As for authoritarian regimes’ “powerful anti-liberal" ideology, while it is true, as Kagan noted, that 19th-century authoritarians peddled an anti-liberal ideology that called for a return to traditional societies where “natural hierarchies and divine authorities … determined every aspect of people’s existence,” and 20th-century fascists and communists promoted potent worldviews as well, today’s authoritarians have nothing remotely similar to offer. Xi, Putin, Orban and their ilk do not justify their hold on power with promises to create a better world. Their primary justification for power is pragmatic: They promise better performance than the alternative. And that alternative is liberal democracy.

And herein lies the real cause of democracy’s contemporary problems. Liberal democracy is precious and precarious, yet decades of relative stability tempted too many to neglect it. During the late 20th century, anti-liberalism began gaining adherents, as Kagan noted, within parts of the Western left and, even more perniciously and pervasively, the right, weakening democracy and providing troublemakers such as Putin with divisions and allies they could exploit for their own ends. Yet those most culpable in the destabilization of democracy are probably politicians and other elites who seem to have forgotten what’s necessary to make it work.

In the United States over the past decades, politics has become corrupted by gerrymandering, voting restrictions and the influence of big business and the wealthy. Education, health care and other public services have deteriorated. Society has become increasingly riven by economic, racial and geographical divisions. And the U.S. economy has developed to disproportionately benefit the already advantaged. Such trends have weakened U.S. democracy from within.
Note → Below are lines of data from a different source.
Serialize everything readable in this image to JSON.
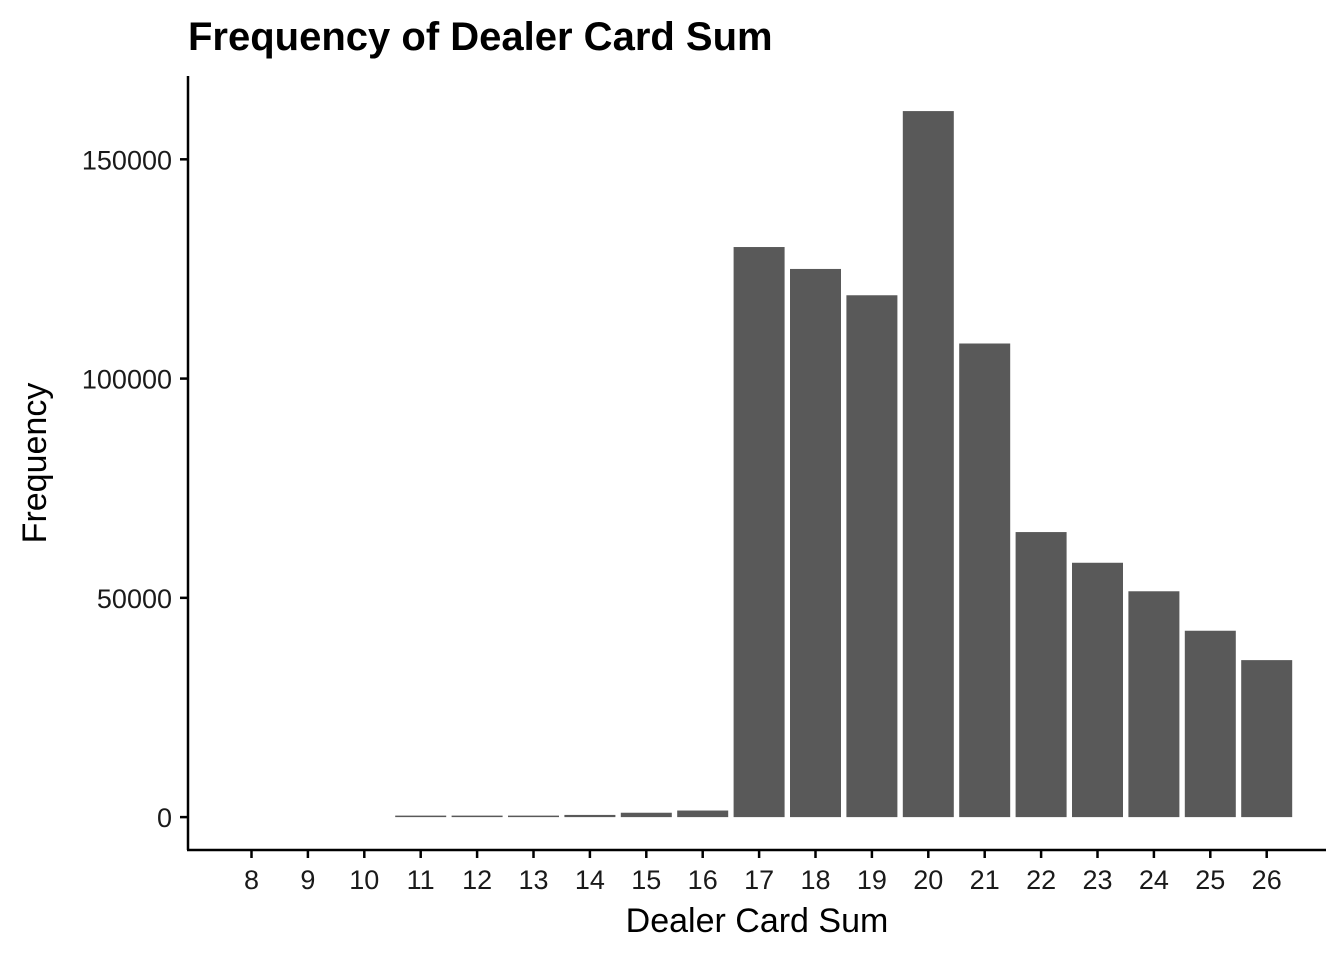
{
  "chart_data": {
    "type": "bar",
    "title": "Frequency of Dealer Card Sum",
    "xlabel": "Dealer Card Sum",
    "ylabel": "Frequency",
    "categories": [
      "8",
      "9",
      "10",
      "11",
      "12",
      "13",
      "14",
      "15",
      "16",
      "17",
      "18",
      "19",
      "20",
      "21",
      "22",
      "23",
      "24",
      "25",
      "26"
    ],
    "values": [
      0,
      0,
      0,
      100,
      150,
      200,
      500,
      1000,
      1500,
      130000,
      125000,
      119000,
      161000,
      108000,
      65000,
      58000,
      51500,
      42500,
      35800
    ],
    "yticks": [
      0,
      50000,
      100000,
      150000
    ],
    "ytick_labels": [
      "0",
      "50000",
      "100000",
      "150000"
    ],
    "ylim": [
      -7500,
      169000
    ],
    "grid": false,
    "legend": "none",
    "bar_color": "#595959"
  }
}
During the post-World War II decades, successful Western democracies acted as beacons to citizens suffering under authoritarianism across the globe. Today the light from those beacons has dimmed, and contemporary authoritarians have skillfully exploited democracies’ weaknesses to justify their own rule and taken advantage of the fading ability and willingness of the United States in particular to champion democracy worldwide.

Yet despite this, the global condition of democracy remains strong. If we want to secure and even strengthen it, the best strategy the best strategy would be to revitalize it from within rather than focusing on threats from without.